- ¿Dónde vas?

- Por ahí

- Un poco lejos, ¿no

Cara de acelga, 1987

Ha dejado escrito Enrique Vila-Matas en su libro El viaje vertical (Anagrama, 1999) que viajar es «un clima, un estar a solas, un estado discretísimo de melancolía y soledad». Con este punto de partida me gustaría invitarle a usted, lector, a reflexionar sobre si hoy día todavía puede existir alguna diferencia entre un viajero y un turista.

Gracias al abaratamiento del precio de los viajes, en los últimos años se ha producido un exponencial aumento de personas que viajan. A ello se une que la televisión, internet y las redes sociales han posibilitado conocer de cerca cómo es cualquier lugar del mundo a través de una pantalla.

Hasta comienzos del siglo XX determinados monumentos como el Taj Mahal, la Acrópolis o la Alhambra formaban parte del imaginario colectivo de los países más avanzados. Rodeados de una cierta leyenda, sólo un grupo de privilegiados los visitaban y, a veces, escribían sobre ellos. Desde mediados del siglo XVI hasta que se generalizaron los trenes en Europa a mediados del siglo XIX fue costumbre entre las élites europeas sobre todo inglesas llevar a cabo el llamado Grand Tour; un viaje de varios meses de duración que atravesando el centro de Europa llegaba hasta Italia y Grecia y que en algunos casos incluía una muy atrasada España. Destinos que quedaron reflejados en libros como Una habitación con vistas, de E. M. Forster; La biblia en España, de George Borrow o La historia de San Michele, de Alex Munthe.

Existe una idea preconcebida de que viajero es algo positivo porque se asocia con viajar por lugares desconocidos, a la aventura. En cambio, ser un turista significa formar parte de la marabunta, de grupos que inundan las ciudades precedidos por un guía con un banderín o que son llevados en masa a hoteles de Punta Cana aislados de la población local. Los que tenemos cierta edad recordamos que la moda del Caribe comenzó en España a finales de los años 90 con aquel famoso anuncio televisivo que nos avisaba de que Curro se iba al Caribe.

Si la literatura de viajes actual no tiene nada que ver con la que se hacía hace 30 o 40 años, resulta lógico pensar que la forma de viajar también haya cambiado. Si admitimos como cierta la distinción entre viajero y turista así como el carácter negativo que tiene el concepto de turista y que, por tanto, todos queramos ser viajeros, nos queda tratar de definir la fina línea que separa ambos conceptos para saber si somos una cosa u otra o si, lo más habitual, en algún momento de nuestras vidas los hemos alternado.
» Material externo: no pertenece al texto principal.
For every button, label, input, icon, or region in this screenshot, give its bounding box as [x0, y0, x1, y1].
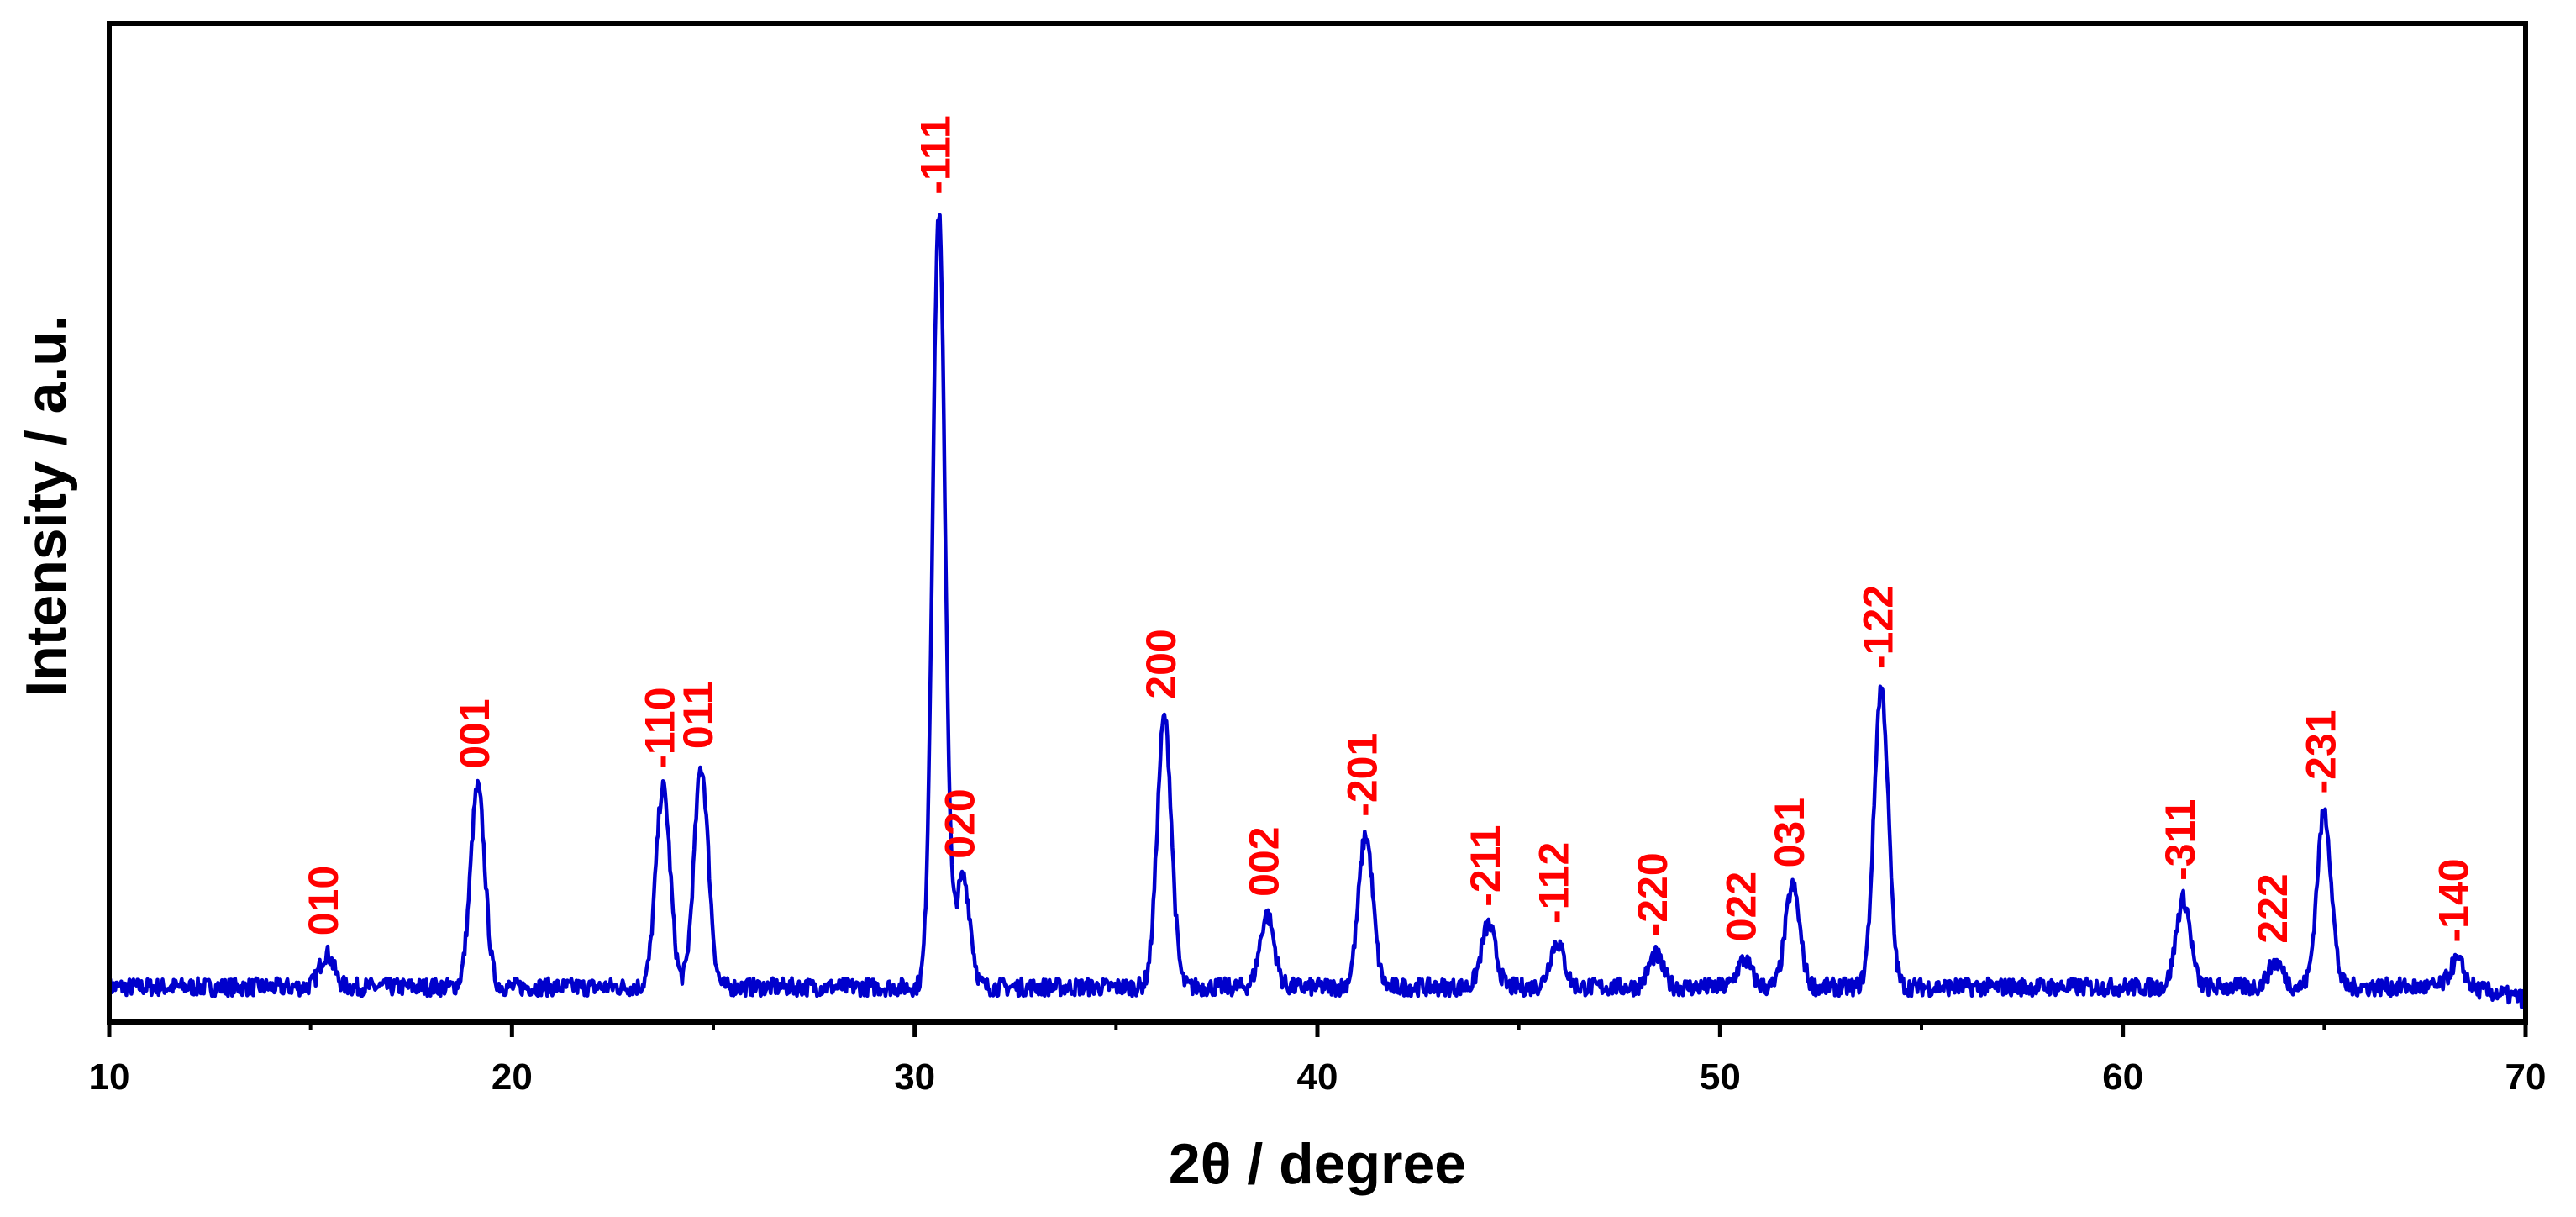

Dijo Ryszard Kapu ci ski que viajar no es otra cosa que querer saber cómo viven las personas que se encuentran al otro lado de una montaña. Desde que el historiador griego Heródoto sentó las bases de la geografía y de la historia documentadas en los viajes hace casi 2.500 años, ha existido siempre la tendencia de algunas personas de querer saber cómo viven los demás, sus costumbres, sus sueños y anhelos. Pero también, y esta creo que es una de las diferencias entre un viajero y turista, la necesidad de dejarlo todo atrás como una prueba a uno mismo. Si en nuestras ciudades y en nuestro entorno (lo que ahora se llama zona de confort) estamos rodeados de personas que nos conocen la vida suele resultar fácil. En cambio cuando viajamos por un país extranjero donde no importamos a nadie ni nadie nos conoce nos demostramos a nosotros mismos de qué pasta estamos hechos.

Recuerdo a un directivo de una conocida empresa alicantina al que no le gustaba salir de su pueblo que un día fue a visitar una de sus sucursales en Vigo. Lo primero que hizo cuando llegó fue quejarse amargamente de que en su pueblo era Dios pero que fuera de allí nadie le hacía caso. Viajar, sobre todo solo, te convierte en un ser anónimo que tiene que depender de sí mismo para evitar ser engañado con pequeños timos inevitable en ocasiones, encontrar algún transporte y comer y dormir en lugares donde nadie habla una sola palabra de inglés.

Pero lo que diferencia sobre todo a un turista de un viajero es la actitud. Un turista es aquel que viaja en grupo, no tiene ninguna comunicación con la población local del país que visita y desde que llega está deseando volver a su ciudad. Un viajero, por el contrario, utiliza el transporte público del país que recorre, se hospeda en hostales del centro de las ciudades y no tiene problema alguno en relacionarse con la población local. Sabe que viajar, en ocasiones, es difícil pero la necesidad de ir más allá lo inunda todo. Cuando regresa a su ciudad su mente continúa durante unos días más en el país donde estuvo y en el que a pesar de las dificultades ha sido inmensamente feliz. La escritora Annemarie Schwarzenbach lo llamó el rígido dolor de la despedida.